Wednesday, September 22, 2004
YAKIMA - Yakima County commissioners, Tuesday morning, decided the time is right to take action against the City of Toppenish for what the county feels was misleading information that led to the county purchasing more than 30 acres for the siting of the Yakima Valley Justice Center, which is now being built at a site near the Central Washington State Fairgrounds in Yakima.
Commissioner Jim Lewis explained that this is something the county has been looking into since last year. He added that the county decided to put off the issue of the Toppenish property until after the jail had been otherwise sited, then after the primary election.
"We did this reluctantly," Lewis said.
The commissioners, Tuesday, authorized the filing of a claim for damages with the City of Toppenish. The claim deals with the county's acquisition of land and what the county feels was a misrepresentation made by the City of Toppenish in regards to the water rights available on the property.
According to the resolution passed by commissioners, the county states that the City of Toppenish when they submitted a proposal for the siting of the new jail in its community, a requirement of the submission of the proposals, was the city had to certify that they could provide water and sewer to the property.

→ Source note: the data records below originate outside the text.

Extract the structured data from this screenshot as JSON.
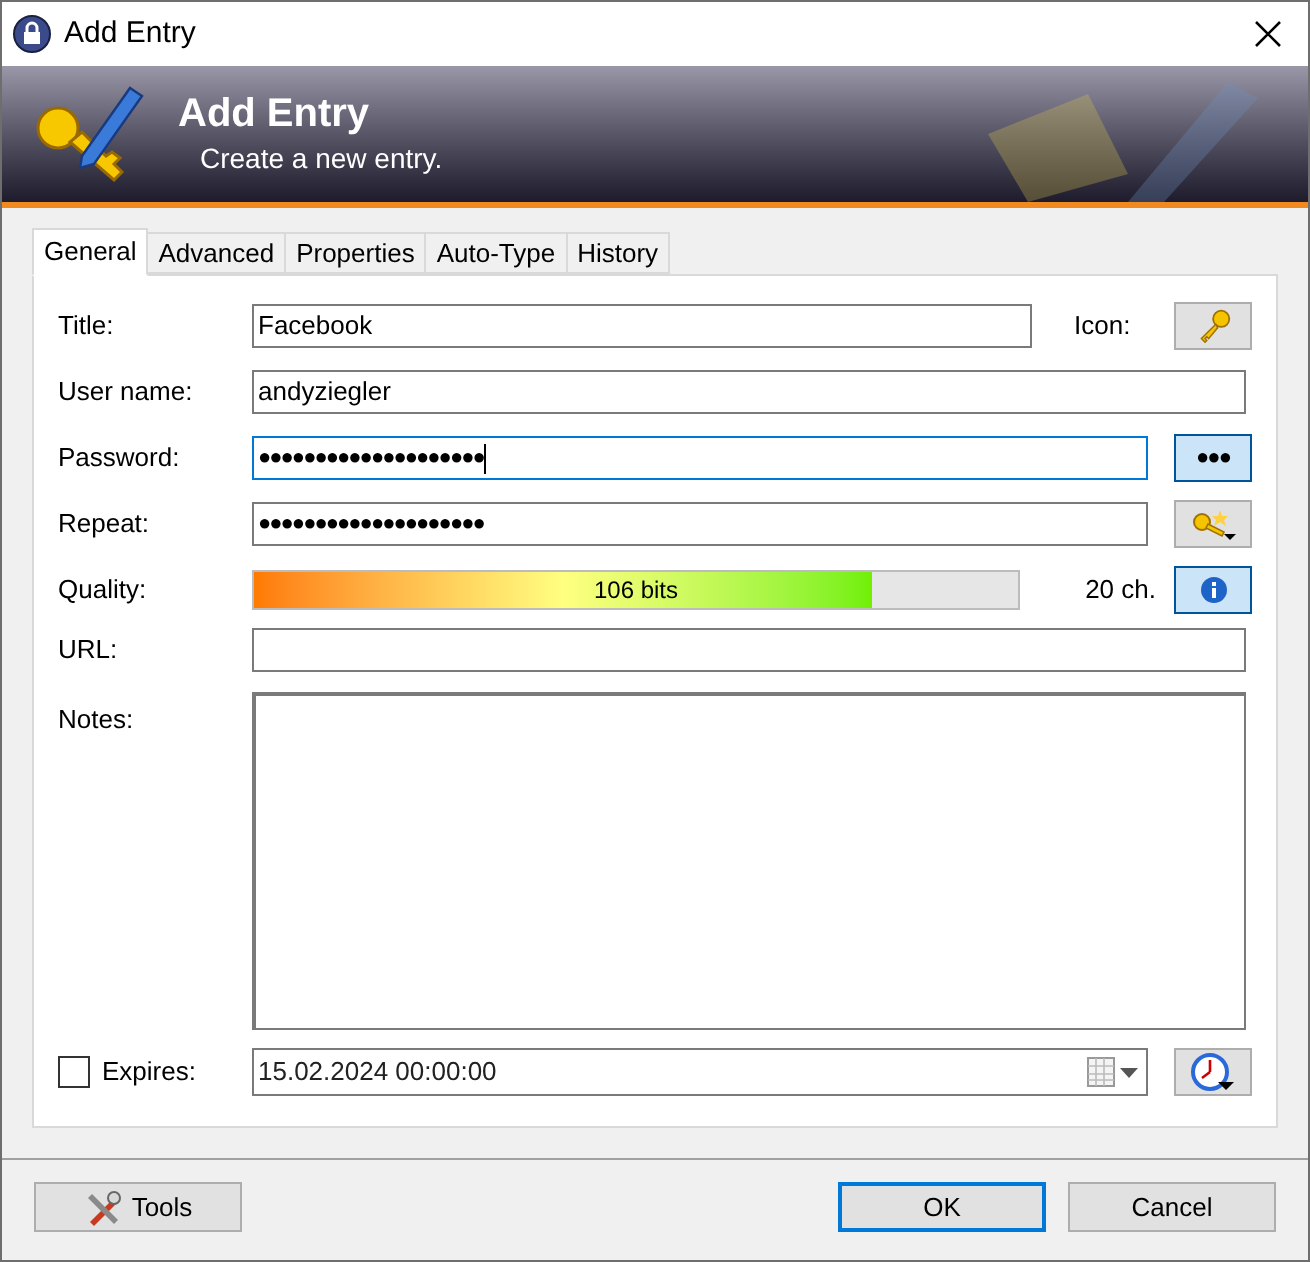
{
  "window": {
    "title": "Add Entry"
  },
  "banner": {
    "title": "Add Entry",
    "subtitle": "Create a new entry."
  },
  "tabs": [
    {
      "label": "General",
      "selected": true
    },
    {
      "label": "Advanced",
      "selected": false
    },
    {
      "label": "Properties",
      "selected": false
    },
    {
      "label": "Auto-Type",
      "selected": false
    },
    {
      "label": "History",
      "selected": false
    }
  ],
  "form": {
    "title": {
      "label": "Title:",
      "value": "Facebook"
    },
    "icon": {
      "label": "Icon:"
    },
    "username": {
      "label": "User name:",
      "value": "andyziegler"
    },
    "password": {
      "label": "Password:",
      "value": "●●●●●●●●●●●●●●●●●●●●",
      "reveal_button": "●●●",
      "focused": true
    },
    "repeat": {
      "label": "Repeat:",
      "value": "●●●●●●●●●●●●●●●●●●●●"
    },
    "quality": {
      "label": "Quality:",
      "level": 0.81,
      "reading": "106 bits",
      "length": "20 ch."
    },
    "url": {
      "label": "URL:"
    },
    "notes": {
      "label": "Notes:"
    },
    "expires": {
      "label": "Expires:",
      "checked": false,
      "value": "15.02.2024 00:00:00"
    }
  },
  "buttons": {
    "tools": "Tools",
    "ok": "OK",
    "cancel": "Cancel"
  }
}
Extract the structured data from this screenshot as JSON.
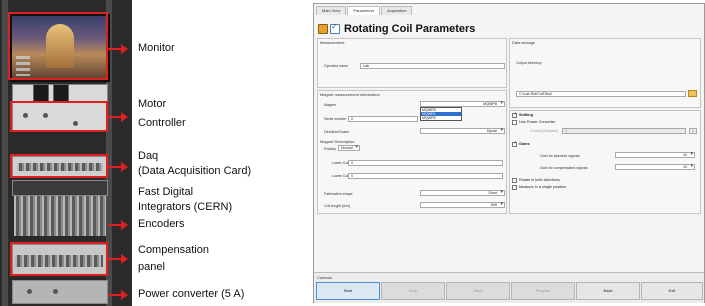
{
  "annotations": {
    "monitor": "Monitor",
    "motor_controller_line1": "Motor",
    "motor_controller_line2": "Controller",
    "daq_line1": "Daq",
    "daq_line2": "(Data Acquisition Card)",
    "fdi_line1": "Fast Digital",
    "fdi_line2": "Integrators (CERN)",
    "encoders": "Encoders",
    "compensation_line1": "Compensation",
    "compensation_line2": "panel",
    "power_converter": "Power converter (5 A)"
  },
  "app": {
    "tabs": [
      "Main View",
      "Parameters",
      "Acquisition"
    ],
    "active_tab": 1,
    "title": "Rotating Coil Parameters",
    "measurement": {
      "section": "Measurement",
      "operator_label": "Operator name",
      "operator_value": "Lab"
    },
    "magnet": {
      "section": "Magnet measurement information",
      "magnet_label": "Magnet",
      "magnet_value": "MQWFB",
      "magnet_options": [
        "MQWFB",
        "MQWFA",
        "MQWFB"
      ],
      "serial_label": "Serial number",
      "serial_value": "0",
      "orientation_label": "Direction/Scaler",
      "orientation_value": "Dipole"
    },
    "magnet_description": {
      "section": "Magnet Description",
      "polarity_label": "Polarity",
      "polarity_value": "Normal",
      "lower_coil_label": "Lower Coil",
      "lower_coil_value": "0",
      "upper_coil_label": "Lower Coil",
      "upper_coil_value": "0",
      "fabrication_label": "Fabrication shape",
      "fabrication_value": "Short",
      "coil_length_label": "Coil length [mm]",
      "coil_length_value": "600"
    },
    "data_storage": {
      "section": "Data storage",
      "output_dir_label": "Output directory",
      "output_dir_value": "C:\\Lab Rot\\Coil\\Test\\"
    },
    "settings": {
      "settling_label": "Settling",
      "settling_checked": true,
      "use_power_conv_label": "Use Power Converter",
      "use_power_conv_checked": false,
      "current_label": "Current (Ampere)",
      "current_value": "0",
      "gains_label": "Gains",
      "gains_checked": true,
      "gain_abs_label": "Gain for absolute signals",
      "gain_abs_value": "10",
      "gain_comp_label": "Gain for compensated signals",
      "gain_comp_value": "10",
      "rotate_both_label": "Rotate in both directions",
      "rotate_both_checked": false,
      "measure_single_label": "Measure in a single position",
      "measure_single_checked": false
    },
    "controls": {
      "label": "Controls",
      "buttons": [
        "Start",
        "Stop",
        "Abort",
        "Prepare",
        "Back",
        "Exit"
      ]
    }
  }
}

According to the county, not only did the City of Toppenish make note of the fact that water and sewer were available, but so did the engineering firm of Gray and Osborne, hired by Toppenish.
Yakima County spent $513,000 to purchase the Toppenish property, which appraised at $85,000. The county abandoned the property and ultimately decided to locate the new jail facility in Yakima.

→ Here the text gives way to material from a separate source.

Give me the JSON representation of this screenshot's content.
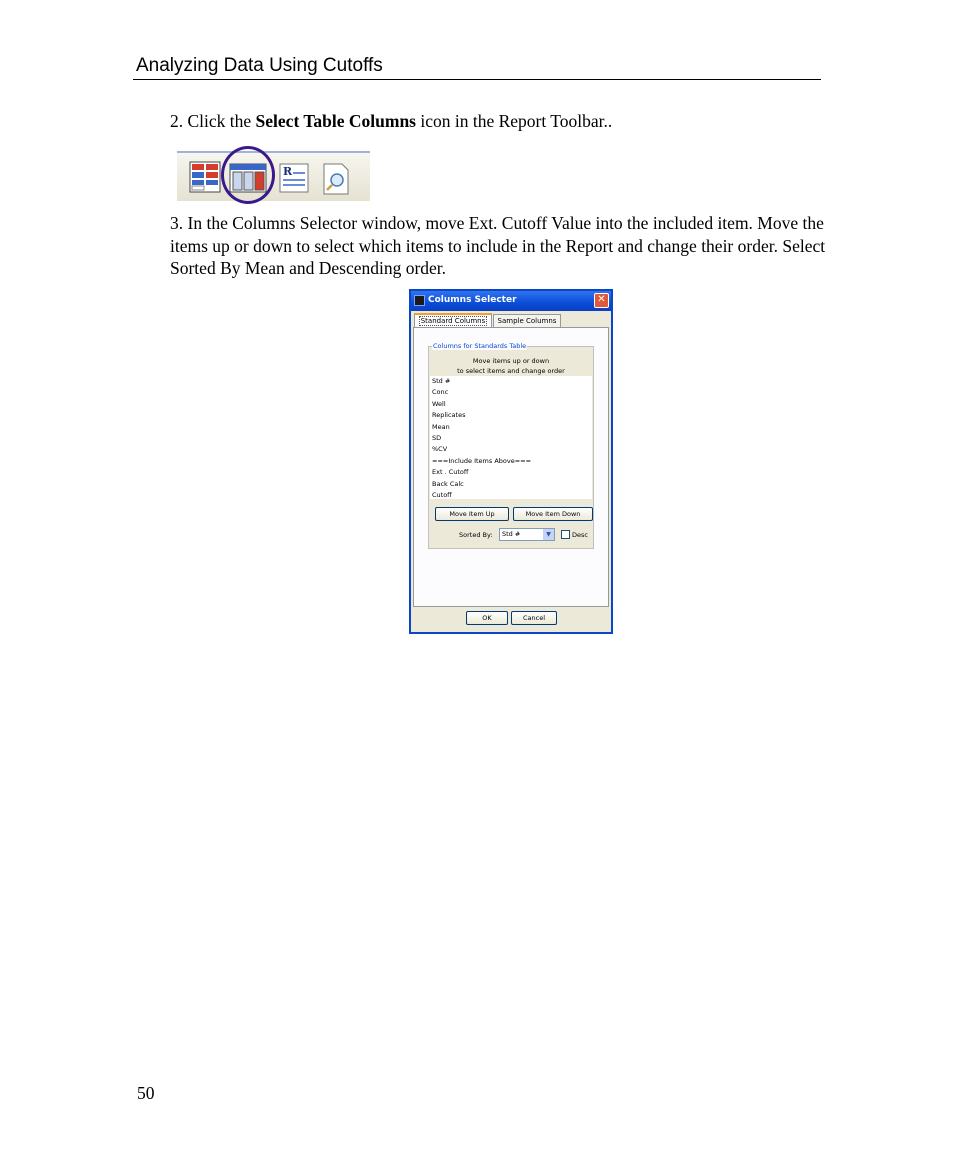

Lewis said filing a claim of damages is the first step. He explained that the claim will go to the City of Toppenish's insurance carrier, where it will be settled or denied. If it's denied and there is no settlement, the next step will be to take the claim to court.
"It's not our intent to get $674,951 out of the Toppenish general fund," Lewis said. "They're in about as bad a [financial] shape as we are."
The claim for damages totals $674,951, and includes the cost to purchase the property, as well as engineering costs, environmental testing costs, surveying costs and other preliminary costs.